After two years of being denied appropriate treatment for his active Hepatitis-C infection, Mumia Abu-Jamal, a black journalist and activist who has been in a Pennsylvania jail for 35 years, 29 of them on death row, will finally receive the latest medicine to treat the deadly disease, but according to Amy Worden, a spokeswoman for the state’s Department of Corrections, the only reason for this is that, as she put it in a statement to Washington, DC television news station “inmates are prioritized for treatment based on the progression of the disease.” She claimed that, “based on recent testing, he’s now eligible.”
The DOC had informed the Third Circuit Court of Appeals in a status report filed today about the decision to start offering treatment — which involves giving him 12-24 weeks of daily anti-viral pills, but without that dire explanation for the department’s change in handling his case. The department currently has an appeal pending before the Third Circuit, asking that panel to stay a lower federal district court’s injunction ordering immediate treatment to be offered to Abu-Jamal. Last week, the Third Circuit judicial panel had rejected that appeal for a stay and Abu-Jamal’s attorneys were preparing to ask District Judge Robert Mariani to find the DOC in contempt and to order an immediate start to the medication.
Johanna Fernandez, a member of Abu-Jamal’s legal team, tells ThisCantBeHappening! that Abu-Jamal is “quite angry.” She reports that on Friday he told her that “The prison doctor visited with him today to say that he has developed cirrhosis. In short, the prison has allowed his condition to worsen, and although it is expected that he will recover once he gets the Hep C cure, he and others who develop cirrhosis are more likely to develop liver cancer over the course of their lives.”
Ab-Jamal’s own doctor has not been shown the prison medical records yet, and thus cannot comment on the claim that he has cirrhosis.
The DOC’s denial of treatment has been going on for exactly two years, dating from March 30, 2015, when inmate Abu-Jamal, already suffering from a terrible skin rash and unexplained dramatic weight loss, collapsed and had to be rushed out of the prison to a hospital, where he was diagnosed with serious case of diabetes.
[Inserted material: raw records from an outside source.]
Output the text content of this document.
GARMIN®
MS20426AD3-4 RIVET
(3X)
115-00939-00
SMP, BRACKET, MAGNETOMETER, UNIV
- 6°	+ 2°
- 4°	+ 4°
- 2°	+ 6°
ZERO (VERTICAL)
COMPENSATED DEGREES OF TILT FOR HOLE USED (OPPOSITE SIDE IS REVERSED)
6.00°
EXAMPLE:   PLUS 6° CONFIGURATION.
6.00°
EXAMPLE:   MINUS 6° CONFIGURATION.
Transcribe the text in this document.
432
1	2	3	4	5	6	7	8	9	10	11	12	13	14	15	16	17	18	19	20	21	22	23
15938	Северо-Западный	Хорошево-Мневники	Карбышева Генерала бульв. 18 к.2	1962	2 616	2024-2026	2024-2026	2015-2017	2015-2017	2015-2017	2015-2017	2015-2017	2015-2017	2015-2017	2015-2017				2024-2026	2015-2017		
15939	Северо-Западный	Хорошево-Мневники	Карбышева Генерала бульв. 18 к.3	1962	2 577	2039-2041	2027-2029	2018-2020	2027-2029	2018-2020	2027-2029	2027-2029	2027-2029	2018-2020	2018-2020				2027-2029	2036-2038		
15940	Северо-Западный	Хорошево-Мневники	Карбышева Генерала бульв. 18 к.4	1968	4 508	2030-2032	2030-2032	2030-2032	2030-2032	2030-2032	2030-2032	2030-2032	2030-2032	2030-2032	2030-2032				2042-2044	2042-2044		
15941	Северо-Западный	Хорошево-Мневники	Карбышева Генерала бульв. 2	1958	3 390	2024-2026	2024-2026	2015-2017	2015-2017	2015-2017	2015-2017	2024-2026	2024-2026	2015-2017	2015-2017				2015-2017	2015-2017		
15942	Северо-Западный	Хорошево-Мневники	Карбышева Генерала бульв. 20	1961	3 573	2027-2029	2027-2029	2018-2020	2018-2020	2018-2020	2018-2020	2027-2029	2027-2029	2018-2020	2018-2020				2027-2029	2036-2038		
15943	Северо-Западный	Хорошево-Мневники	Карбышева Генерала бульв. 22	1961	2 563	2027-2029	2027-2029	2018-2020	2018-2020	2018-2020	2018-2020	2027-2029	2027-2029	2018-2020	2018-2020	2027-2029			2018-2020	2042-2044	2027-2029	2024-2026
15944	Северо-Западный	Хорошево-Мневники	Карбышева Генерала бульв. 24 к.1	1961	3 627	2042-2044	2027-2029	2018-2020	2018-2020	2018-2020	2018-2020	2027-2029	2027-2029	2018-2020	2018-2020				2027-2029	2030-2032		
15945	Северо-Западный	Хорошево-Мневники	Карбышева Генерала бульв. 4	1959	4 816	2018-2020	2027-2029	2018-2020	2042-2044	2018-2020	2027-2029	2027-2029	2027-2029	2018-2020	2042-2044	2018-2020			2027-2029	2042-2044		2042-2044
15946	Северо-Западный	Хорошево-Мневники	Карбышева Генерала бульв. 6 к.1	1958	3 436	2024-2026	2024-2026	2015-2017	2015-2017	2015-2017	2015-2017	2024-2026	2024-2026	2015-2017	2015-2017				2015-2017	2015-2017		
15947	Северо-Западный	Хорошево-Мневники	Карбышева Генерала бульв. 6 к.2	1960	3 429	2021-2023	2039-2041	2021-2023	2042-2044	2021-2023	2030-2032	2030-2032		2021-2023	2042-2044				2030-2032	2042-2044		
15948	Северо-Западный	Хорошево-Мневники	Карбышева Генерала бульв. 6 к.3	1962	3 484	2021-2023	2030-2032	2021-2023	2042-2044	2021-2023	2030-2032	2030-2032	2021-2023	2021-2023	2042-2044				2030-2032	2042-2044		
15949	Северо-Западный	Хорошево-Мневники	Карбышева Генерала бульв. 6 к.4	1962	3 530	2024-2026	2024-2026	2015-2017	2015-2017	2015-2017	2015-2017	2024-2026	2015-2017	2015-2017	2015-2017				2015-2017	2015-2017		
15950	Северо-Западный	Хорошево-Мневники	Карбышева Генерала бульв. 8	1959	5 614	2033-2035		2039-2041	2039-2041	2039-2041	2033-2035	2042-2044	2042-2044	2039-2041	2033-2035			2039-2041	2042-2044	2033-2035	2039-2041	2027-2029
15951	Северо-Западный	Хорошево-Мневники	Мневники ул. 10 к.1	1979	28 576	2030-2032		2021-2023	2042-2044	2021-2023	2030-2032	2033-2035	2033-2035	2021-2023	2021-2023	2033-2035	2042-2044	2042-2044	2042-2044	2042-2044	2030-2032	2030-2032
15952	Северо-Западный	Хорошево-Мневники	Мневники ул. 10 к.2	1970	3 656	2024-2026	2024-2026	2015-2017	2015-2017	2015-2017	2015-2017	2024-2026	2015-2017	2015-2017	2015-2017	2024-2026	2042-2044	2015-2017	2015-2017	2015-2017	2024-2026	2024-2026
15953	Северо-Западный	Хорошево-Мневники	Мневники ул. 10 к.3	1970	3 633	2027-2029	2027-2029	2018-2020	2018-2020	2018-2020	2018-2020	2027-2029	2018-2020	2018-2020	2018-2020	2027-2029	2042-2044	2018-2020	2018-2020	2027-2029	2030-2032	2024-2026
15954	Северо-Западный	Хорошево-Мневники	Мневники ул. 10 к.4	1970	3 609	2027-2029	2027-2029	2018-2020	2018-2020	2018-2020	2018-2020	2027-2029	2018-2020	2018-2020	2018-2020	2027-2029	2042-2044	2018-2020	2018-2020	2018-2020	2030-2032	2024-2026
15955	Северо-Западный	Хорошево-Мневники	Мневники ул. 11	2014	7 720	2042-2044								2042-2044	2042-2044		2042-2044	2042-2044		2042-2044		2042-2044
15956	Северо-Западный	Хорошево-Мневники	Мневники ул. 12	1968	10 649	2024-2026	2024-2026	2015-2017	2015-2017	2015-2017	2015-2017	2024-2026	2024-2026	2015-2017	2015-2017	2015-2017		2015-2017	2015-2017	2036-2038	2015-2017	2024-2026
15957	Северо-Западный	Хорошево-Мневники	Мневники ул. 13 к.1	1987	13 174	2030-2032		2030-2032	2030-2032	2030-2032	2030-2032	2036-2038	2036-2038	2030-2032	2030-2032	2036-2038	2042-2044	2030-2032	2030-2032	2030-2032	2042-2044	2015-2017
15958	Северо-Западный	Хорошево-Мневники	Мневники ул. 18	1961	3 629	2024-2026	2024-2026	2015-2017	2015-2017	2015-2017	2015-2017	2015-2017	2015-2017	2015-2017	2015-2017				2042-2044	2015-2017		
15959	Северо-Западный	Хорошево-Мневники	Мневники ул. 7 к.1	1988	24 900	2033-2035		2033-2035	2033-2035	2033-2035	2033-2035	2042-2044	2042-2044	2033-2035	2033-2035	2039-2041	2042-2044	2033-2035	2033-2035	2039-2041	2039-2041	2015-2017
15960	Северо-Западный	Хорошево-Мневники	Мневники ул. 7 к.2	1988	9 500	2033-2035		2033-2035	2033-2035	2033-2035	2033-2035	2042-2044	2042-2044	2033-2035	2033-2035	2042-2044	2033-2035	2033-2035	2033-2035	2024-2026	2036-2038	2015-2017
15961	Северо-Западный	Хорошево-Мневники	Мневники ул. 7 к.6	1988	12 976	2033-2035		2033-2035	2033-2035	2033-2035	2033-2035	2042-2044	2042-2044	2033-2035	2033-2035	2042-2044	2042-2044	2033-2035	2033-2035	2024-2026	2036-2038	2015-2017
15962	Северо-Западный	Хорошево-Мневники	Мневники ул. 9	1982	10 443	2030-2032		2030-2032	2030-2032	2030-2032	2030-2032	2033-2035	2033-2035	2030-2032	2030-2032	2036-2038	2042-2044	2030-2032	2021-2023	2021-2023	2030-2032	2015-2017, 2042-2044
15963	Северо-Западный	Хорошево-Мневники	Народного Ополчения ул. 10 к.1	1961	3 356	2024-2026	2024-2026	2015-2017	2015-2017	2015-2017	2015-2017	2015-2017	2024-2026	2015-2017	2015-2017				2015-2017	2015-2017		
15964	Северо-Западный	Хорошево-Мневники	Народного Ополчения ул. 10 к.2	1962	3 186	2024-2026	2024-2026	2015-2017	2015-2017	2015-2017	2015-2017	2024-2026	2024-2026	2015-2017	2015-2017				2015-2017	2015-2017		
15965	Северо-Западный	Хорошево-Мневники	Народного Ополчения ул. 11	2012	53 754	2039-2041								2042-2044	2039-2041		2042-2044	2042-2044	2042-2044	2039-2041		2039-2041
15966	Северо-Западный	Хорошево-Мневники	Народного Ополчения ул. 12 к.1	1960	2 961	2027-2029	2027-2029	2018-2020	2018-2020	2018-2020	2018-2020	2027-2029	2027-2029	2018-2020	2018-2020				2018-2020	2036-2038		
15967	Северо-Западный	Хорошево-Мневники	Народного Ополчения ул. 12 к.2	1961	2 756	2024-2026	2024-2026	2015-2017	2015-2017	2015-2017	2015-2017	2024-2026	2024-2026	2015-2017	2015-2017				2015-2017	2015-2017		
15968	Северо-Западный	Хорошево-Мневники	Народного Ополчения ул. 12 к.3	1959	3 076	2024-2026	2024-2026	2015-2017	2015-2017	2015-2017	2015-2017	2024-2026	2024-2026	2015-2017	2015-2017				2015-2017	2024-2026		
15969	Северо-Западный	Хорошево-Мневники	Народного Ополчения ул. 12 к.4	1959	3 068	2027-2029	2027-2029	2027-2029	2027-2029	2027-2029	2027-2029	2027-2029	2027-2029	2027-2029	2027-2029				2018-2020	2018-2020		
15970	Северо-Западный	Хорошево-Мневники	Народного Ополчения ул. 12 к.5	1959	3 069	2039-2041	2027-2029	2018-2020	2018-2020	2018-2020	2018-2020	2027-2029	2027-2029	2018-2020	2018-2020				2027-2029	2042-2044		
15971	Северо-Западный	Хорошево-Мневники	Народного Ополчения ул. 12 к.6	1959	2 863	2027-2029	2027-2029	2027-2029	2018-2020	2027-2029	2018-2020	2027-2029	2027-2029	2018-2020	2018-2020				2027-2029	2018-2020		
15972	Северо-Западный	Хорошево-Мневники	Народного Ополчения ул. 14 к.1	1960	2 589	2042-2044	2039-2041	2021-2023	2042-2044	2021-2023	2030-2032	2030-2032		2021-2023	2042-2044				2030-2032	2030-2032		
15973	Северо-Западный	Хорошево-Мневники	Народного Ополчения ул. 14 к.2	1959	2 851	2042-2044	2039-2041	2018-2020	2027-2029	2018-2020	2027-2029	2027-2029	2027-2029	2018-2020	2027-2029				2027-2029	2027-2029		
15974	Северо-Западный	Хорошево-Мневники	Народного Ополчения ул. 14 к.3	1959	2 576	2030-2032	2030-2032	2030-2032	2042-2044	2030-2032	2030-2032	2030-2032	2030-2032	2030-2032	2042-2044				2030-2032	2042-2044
That’s when he was finally tested to see if he had a Hepatic C viral load in his blood (he did).
The DOC already had known at the time for three years that Abu-Jamal had contracted the potentially deadly virus, thanks to a routine blood test he was given as part of the process of transferring him from the super-max SCI-Greene death row prison outside Pittsburg to his current regular-population prison at SCI Mahanoy, where he is now serving a sentence of life without parole following the overturning of his death sentence on constitutional grounds.
Since the discovery of the active infection, which medical experts say is the reason he suddenly contracted a serious case of diabetes and which also explains several other debilitating ailments he has been suffering, the DOC has fought a two-year legal battle against efforts by Abu-Jamal and his attorneys to obtain the appropriate medicines available for treating his underlying Hep-C infection.